1st Week of Lent: Temptations Challenge Compassion

Lent 2010

This is the first article in a series of Suggested Lented Practices for 2010.

Lent 2010: A Journey into the Compassion of God

Scripture tells us that God is the Source of Compassion, one who understands our suffering and desires to do something about it – and who sent Jesus to show us the way through suffering and death to fullness of life. This Lent we will journey together into the compassion of God.

Spiritual Practice: All the community is invited to enter into Lent with a particular spiritual “practice.” Before we offer small suggestions for common practice, it’s important that each of us make our individual, unique commitment. What will help you be mindful of the Spirit’s leading and attentive to the compassion of God in your life this lent? The traditional tools of our faith are:

  • prayer (communing with God),
  • fasting (doing without to be mindful of true value or in solidarity with those who have no choice in their “fast”) and
  • almsgiving (doing good for others, especially the most in need).

Choose your personal Lenten practice(s) and begin this week.

Lent Reflection Week 11st Week of Lent – Justice Intersections, for further reflection:

A particular perspective: Those who stand in hope of justice and mercy... Workers who are treated unjustly, especially “alien” workers, hear in this story a reflection of their own suffering, and a hope for God’s delivering justice.

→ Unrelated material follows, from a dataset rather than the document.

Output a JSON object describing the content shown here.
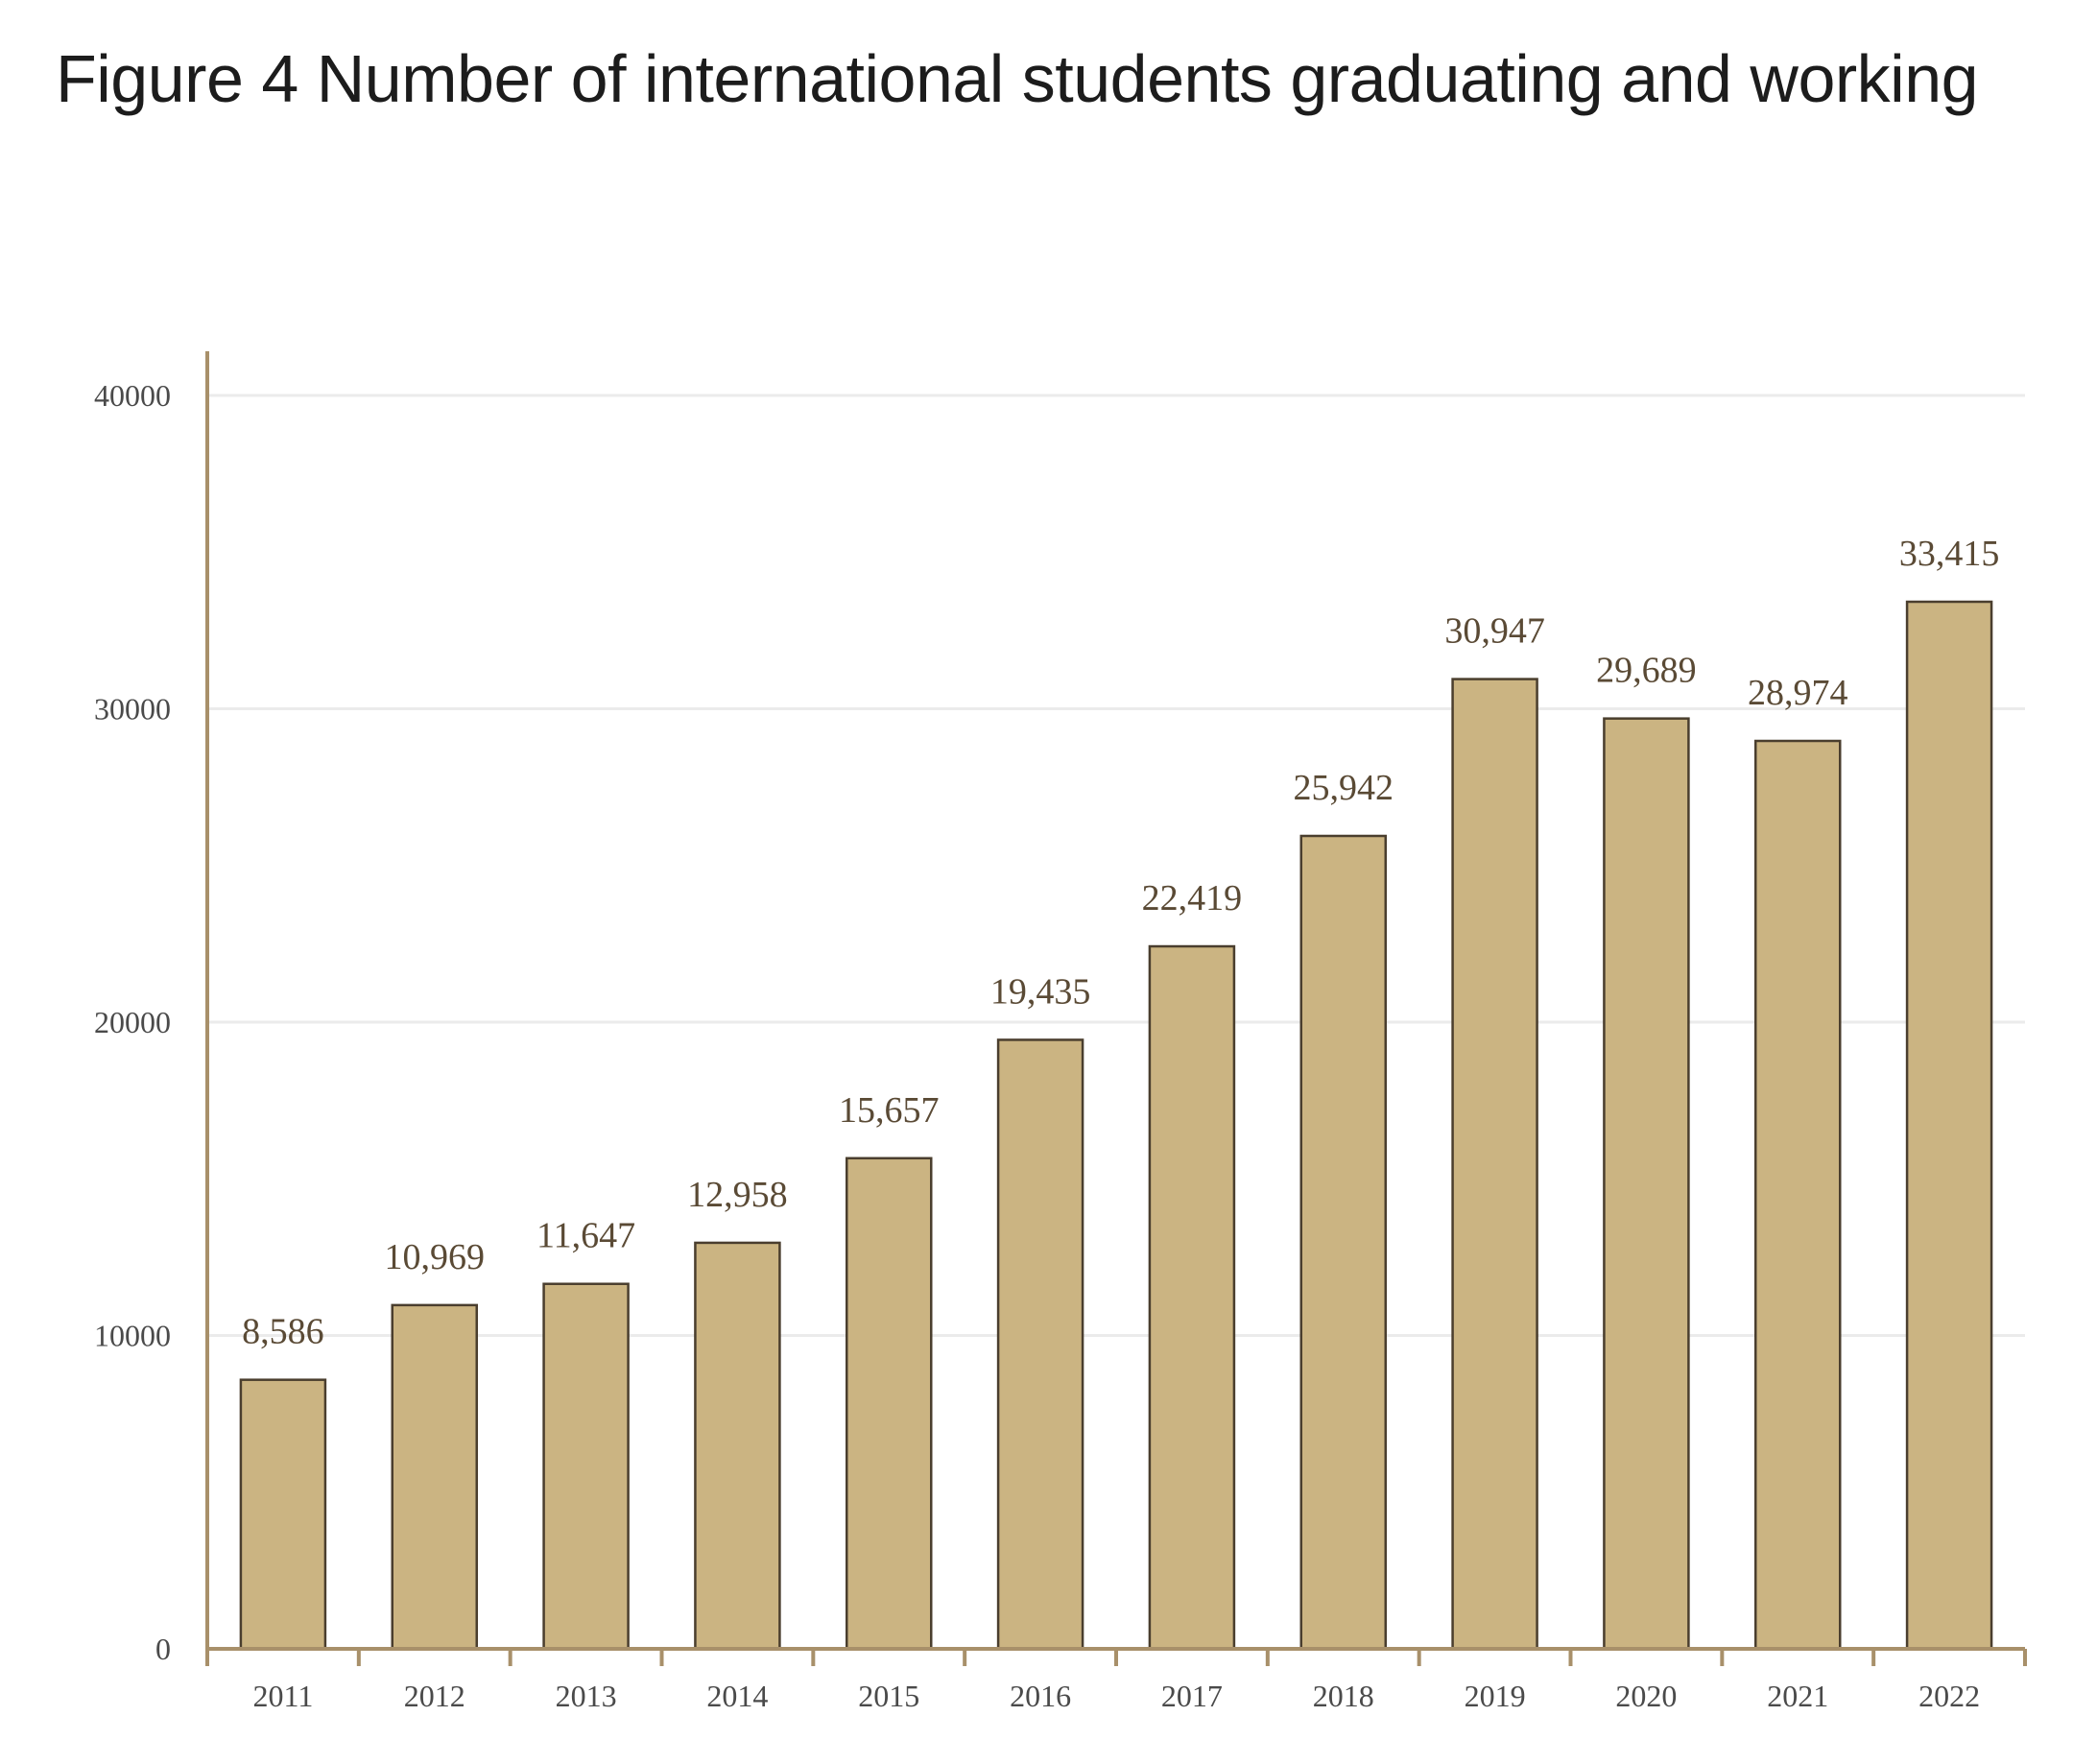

  • Scriptural Reference: Reading 1: The Egyptians maltreated and oppressed us, imposing hard labor upon us...
  • Church Teaching/Faith Connection: Rights of workers to organize for just wages and conditions
  • Spiritual Practice of Compassionate Solidarity: Take these concrete realities into prayer, through use of the imagination. Imagine the physical and emotional experience of this particular suffering, those workers treated unjustly, without respect a well as without adequate pay. Pray in solidarity with those who at this moment are suffering in this way.
  • Intersection with my own journey: In my own experiences of injustice, how do I find hope in God’s promise of deliverance?